NJ Bill Would Force Middle Schoolers to Learn About Tweeting

Because they definitely wouldn't pick it up on their own.

"Made out with a hot dog? That was one time!" (Photo: Getty)

“Made out with a hot dog? That was one time!” (Photo: Getty)

The New Jersey Senate has passed a bill mandating a course on responsible social media use for sixth-through-eighth graders, because adults are always so good at teaching young people about tech.

It won’t just cover Twitter and Facebook — and hopefully the proper techniques for finger-scribbling all over a Snapchat photo.

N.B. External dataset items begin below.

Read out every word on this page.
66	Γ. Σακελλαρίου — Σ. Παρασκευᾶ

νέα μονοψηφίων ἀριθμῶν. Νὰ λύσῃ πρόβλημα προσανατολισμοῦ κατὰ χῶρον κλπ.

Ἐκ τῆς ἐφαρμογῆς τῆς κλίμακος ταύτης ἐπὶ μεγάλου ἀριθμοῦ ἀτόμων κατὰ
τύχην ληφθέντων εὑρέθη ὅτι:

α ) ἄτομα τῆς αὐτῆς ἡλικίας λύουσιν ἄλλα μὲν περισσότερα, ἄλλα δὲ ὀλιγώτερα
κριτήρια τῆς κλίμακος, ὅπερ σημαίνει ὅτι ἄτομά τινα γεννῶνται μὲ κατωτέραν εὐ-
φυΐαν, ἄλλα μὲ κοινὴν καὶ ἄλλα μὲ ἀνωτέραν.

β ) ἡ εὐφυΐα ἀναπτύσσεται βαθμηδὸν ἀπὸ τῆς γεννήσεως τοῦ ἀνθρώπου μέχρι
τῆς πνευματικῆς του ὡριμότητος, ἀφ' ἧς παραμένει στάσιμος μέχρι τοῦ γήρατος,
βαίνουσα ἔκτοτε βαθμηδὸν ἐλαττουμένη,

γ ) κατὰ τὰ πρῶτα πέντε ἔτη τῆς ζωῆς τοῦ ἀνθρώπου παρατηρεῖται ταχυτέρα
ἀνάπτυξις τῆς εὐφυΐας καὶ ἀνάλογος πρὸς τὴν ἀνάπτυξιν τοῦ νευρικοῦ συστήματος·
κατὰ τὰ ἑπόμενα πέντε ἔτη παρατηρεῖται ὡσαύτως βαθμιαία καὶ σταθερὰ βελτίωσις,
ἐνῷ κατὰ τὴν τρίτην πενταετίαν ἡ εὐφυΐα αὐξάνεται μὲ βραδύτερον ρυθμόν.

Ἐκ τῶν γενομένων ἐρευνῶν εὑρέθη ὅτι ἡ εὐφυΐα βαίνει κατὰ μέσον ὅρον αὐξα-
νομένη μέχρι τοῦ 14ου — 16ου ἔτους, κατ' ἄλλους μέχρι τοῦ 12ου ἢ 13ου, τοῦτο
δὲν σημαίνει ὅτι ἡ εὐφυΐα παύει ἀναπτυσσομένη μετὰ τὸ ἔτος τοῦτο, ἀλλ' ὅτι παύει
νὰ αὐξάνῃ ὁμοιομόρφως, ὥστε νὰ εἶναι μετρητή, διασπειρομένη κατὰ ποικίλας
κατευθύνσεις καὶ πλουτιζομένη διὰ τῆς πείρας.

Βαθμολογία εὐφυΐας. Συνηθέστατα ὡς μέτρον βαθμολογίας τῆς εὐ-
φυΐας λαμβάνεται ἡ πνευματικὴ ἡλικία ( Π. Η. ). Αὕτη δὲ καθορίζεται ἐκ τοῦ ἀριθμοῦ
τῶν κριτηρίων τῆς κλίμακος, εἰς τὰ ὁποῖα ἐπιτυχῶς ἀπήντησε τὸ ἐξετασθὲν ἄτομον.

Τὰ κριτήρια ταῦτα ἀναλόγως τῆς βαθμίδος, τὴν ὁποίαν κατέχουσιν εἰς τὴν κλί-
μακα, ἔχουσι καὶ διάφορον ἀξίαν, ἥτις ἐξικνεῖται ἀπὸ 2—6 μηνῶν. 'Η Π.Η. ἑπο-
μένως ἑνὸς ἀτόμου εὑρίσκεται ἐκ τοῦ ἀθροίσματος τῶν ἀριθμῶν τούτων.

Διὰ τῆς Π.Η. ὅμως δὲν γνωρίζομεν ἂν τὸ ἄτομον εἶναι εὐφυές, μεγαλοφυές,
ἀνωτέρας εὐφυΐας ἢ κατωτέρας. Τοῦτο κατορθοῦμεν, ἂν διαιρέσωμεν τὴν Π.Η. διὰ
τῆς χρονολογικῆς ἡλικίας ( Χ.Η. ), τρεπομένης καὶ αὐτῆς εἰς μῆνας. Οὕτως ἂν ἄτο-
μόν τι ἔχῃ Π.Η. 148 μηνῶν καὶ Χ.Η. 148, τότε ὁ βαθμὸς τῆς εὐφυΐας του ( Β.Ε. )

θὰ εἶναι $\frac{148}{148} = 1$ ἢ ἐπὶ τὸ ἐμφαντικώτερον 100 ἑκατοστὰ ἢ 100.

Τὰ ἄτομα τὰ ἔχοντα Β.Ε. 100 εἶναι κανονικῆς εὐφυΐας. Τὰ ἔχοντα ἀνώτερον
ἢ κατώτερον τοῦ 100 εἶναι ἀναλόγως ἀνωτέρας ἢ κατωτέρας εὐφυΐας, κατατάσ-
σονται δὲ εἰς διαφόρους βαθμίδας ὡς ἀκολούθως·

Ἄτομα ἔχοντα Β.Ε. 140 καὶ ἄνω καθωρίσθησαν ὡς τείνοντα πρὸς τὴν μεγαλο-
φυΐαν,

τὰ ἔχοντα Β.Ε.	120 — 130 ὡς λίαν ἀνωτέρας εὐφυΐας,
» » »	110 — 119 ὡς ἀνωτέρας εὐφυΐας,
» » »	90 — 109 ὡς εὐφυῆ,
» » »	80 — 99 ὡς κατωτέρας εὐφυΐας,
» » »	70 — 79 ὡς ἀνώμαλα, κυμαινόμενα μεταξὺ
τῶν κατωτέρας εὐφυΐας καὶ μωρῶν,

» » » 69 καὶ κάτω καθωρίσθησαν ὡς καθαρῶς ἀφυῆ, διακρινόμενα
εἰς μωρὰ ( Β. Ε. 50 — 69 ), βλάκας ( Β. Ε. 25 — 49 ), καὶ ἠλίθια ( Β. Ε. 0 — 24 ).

In addition, kids taking the class will learn about “cyber safety, cyber security, and cyber ethics,” according to NJ.com.

A nice thought, since kids can be little shits. Still, we imagine the classes will be about as successful in preventing Facebook abuse as D.A.R.E. is at keeping kids from binge-drinking.

A Democratic Senator from Essex County notes that cyber-bullying is becoming a serious problem.

“It is never too early to teach our youth that online actions in the digital world have far-reaching consequences in real life, and this bill goes a long way towards doing that,” Senator M. Teresa Ruiz said.

 At the very least, this reporter knows from experience that these classes will be a walk in the park compared to the forced NJ history curriculum they push on you in fourth grade.